Kerusakan tersebut, beber Marzuki, mulai terjadi sekitar bulan Januari. Sayangnya, pemerintah kabupaten (pemkab) tidak memiliki tenaga yang memadai untuk melakukan perbaikan alat. "Kami sudah menghubungi perusahaan pembuat alat ini di Jakarta. Mereka minta alatnya dibawa ke Jakarta. Akhirnya, kami bawa ke sana," kata Marzuki, Sabtu (9/3/2013).
 
Untuk merealisasikan program e-KTP, Kementerian Dalam Negeri (Kemendagri) bekerja sama dengan PT Quadra Solution sebagai perusahaan penyedia alat perekaman. Sebagai bentuk servis, perusahaan yang berkantor di Jakarta itu memberikan jasa perbaikan alat rekam e-KTP.
 
Kepala Disdukcapil Tanggamus Bambang Prahoro menyayangkan proses perbaikan yang sampai tiga bulan. Hal tersebut akan memperlambat pelayanan pemerintah terhadap masyarakat. "Kami berharap PT Quadra memiliki cabang khusus di daerah. Atau, memberikan pelatihan kepada kami. Sehingga kalau terjadi masalah, kami bisa cepat menyelesaikan," harap Marzuki.
 
Selain kerusakan fisik, persoalan lain yang muncul adalah masalah program komputer dan jaringan internet. Bambang menuturkan, program yang digunakan di server komputer memasuki masa kedaluwarsa. Program komputer yang tengah diganti tersebut mengakibatkan perekaman tidak bisa dilakukan.
 
Putusnya jaringan internet juga menjadi kendala tersendiri. "Gangguan jaringan sudah terjadi seminggu terakhir. Kami sudah menghubungi Indosat (provider) dan sedang dalam perbaikan," tutur Kepala Bidang Administrasi Kependudukan Disdukcapil Pesawaran Bunyamin.
 
Gandeng Indosat
Untuk penyediaan jaringan internet dalam perekaman e-KTP, Kemendagri menggandeng PT Indosat selaku rekanan. Humas PT Indosat Adrian Prasanto mengatakan, pihaknya sejauh ini belum pernah menerima laporan adanya gangguan jaringan internet. "Indosat melayani 6.900 titik. Kami belum menerima laporan mengenai adanya gangguan tersebut," tuturnya.
 
Menurut Adrian, pelaporan kerusakan jaringan semestinya berasal dari Kemendagri. Hal itu karena dalam kontrak kerja tertulis, jasa penyediaan jaringan internet tersebut merupakan kerjasama Indosat dengan Kemendagri.
 
"Logikanya, kecamatan kan melapor ke kabupaten/kota, lalu provinsi, baru ke Kemendagri. Selanjutnya, Kemendagri menyampaikan kepada kami. Kami kerjasama bukan dengan kecamatan atau kabupaten/kota, tetapi dengan Kemendagri," tegas Adrian.

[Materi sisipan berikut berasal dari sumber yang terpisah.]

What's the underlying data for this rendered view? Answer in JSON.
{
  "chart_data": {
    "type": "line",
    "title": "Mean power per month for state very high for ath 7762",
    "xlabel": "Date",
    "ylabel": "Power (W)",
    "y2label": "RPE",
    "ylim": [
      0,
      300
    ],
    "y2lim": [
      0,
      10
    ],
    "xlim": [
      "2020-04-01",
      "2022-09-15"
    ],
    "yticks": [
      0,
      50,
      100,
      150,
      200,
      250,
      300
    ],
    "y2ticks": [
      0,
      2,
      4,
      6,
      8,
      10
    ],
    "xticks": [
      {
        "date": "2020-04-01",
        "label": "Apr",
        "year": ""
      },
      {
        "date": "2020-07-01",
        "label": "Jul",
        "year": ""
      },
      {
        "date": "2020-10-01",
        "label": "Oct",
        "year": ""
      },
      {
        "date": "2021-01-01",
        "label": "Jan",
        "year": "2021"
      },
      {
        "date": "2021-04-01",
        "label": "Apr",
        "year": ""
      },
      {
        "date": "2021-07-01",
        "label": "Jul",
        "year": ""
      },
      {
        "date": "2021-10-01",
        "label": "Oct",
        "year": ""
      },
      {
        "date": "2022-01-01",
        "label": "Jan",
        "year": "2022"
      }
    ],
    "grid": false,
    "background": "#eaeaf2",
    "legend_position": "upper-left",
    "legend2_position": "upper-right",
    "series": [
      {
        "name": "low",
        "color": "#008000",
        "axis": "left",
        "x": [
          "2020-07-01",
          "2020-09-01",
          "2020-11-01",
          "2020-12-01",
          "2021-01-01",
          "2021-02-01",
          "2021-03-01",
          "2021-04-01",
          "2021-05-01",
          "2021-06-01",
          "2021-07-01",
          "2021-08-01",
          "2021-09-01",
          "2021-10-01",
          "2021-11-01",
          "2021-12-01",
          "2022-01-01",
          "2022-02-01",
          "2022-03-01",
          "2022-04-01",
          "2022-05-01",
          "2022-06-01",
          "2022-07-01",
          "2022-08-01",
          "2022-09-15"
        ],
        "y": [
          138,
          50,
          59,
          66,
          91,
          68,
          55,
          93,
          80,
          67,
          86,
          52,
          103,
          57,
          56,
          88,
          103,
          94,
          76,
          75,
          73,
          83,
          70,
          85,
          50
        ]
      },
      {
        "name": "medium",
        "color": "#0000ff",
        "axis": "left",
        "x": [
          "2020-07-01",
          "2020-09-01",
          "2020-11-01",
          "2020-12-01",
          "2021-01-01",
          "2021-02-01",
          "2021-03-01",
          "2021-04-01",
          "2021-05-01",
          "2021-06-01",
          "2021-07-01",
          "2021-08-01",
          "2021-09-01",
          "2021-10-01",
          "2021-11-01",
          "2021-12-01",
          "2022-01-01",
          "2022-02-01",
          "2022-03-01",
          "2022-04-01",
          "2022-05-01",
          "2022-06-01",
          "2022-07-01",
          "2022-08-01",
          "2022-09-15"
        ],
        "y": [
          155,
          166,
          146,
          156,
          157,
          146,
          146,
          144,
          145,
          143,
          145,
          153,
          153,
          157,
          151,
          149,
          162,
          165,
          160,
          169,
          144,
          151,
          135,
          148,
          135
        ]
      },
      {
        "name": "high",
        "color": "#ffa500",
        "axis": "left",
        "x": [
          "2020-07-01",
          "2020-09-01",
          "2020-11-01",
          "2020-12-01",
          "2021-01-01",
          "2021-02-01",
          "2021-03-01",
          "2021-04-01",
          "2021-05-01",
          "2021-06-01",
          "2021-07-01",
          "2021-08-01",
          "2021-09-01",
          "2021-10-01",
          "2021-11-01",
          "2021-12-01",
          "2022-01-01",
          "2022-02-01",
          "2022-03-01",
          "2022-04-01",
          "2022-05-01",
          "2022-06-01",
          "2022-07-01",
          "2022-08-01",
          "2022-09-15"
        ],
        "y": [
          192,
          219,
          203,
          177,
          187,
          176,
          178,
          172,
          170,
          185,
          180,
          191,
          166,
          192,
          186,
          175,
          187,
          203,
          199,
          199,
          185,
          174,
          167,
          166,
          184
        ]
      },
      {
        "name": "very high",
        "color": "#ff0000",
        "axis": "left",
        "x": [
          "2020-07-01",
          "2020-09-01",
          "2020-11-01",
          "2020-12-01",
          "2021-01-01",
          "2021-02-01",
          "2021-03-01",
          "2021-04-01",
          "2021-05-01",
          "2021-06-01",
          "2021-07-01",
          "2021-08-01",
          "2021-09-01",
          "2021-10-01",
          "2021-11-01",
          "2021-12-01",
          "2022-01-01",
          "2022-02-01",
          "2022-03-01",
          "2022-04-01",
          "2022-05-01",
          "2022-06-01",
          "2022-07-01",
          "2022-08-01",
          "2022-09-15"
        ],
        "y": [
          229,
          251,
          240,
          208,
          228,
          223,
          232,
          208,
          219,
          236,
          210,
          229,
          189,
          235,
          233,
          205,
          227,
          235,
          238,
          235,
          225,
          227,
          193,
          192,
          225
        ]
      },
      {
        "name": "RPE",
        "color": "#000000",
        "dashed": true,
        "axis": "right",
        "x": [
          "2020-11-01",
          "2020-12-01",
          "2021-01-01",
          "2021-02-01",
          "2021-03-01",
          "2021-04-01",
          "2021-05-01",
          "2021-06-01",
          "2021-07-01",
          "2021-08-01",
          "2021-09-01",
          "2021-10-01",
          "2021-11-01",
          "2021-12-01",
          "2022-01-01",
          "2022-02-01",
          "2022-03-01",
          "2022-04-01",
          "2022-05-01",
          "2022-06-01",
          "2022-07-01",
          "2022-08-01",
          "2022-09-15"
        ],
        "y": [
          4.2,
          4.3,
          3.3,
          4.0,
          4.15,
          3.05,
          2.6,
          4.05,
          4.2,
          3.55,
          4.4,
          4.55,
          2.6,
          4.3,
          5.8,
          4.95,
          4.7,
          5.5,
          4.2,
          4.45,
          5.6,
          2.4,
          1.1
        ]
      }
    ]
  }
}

Kepala Pusat Penerangan (Kapuspen) Kemendagri Reydonnyzar Moenek mengungkapkan, pemerintah kabupaten/kota dapat melapor ke Kemendagri apabila terjadi kerusakan alat. "Laporkan ke kami, buat berita acaranya, kami akan segera menyelesaika persoalan. Kalaupun hilang, kami akan ganti," kata pria yang biasa disapa Donny.
 
Terkait jaringan internet, setahu Donny, tidak terjadi permasalahan atas hal tersebut. .Walaupun begitu, Donny mengakui, Kemendagri kini tengah mengganti program komputer untuk menjalankan proses perekaman e-KTP. 

"Program aplikasinya sudah beres. Memang berimbas sedikit kemarin-kemarin. Tetapi, sekarang sudah selesai. Dalam beberapa hari ini, sudah bisa jalan," kata pria yang merangkap jabatan sebagai Staf Ahli Mendagri Bidang Politik, Hukum, dan Hubungan Lembaga.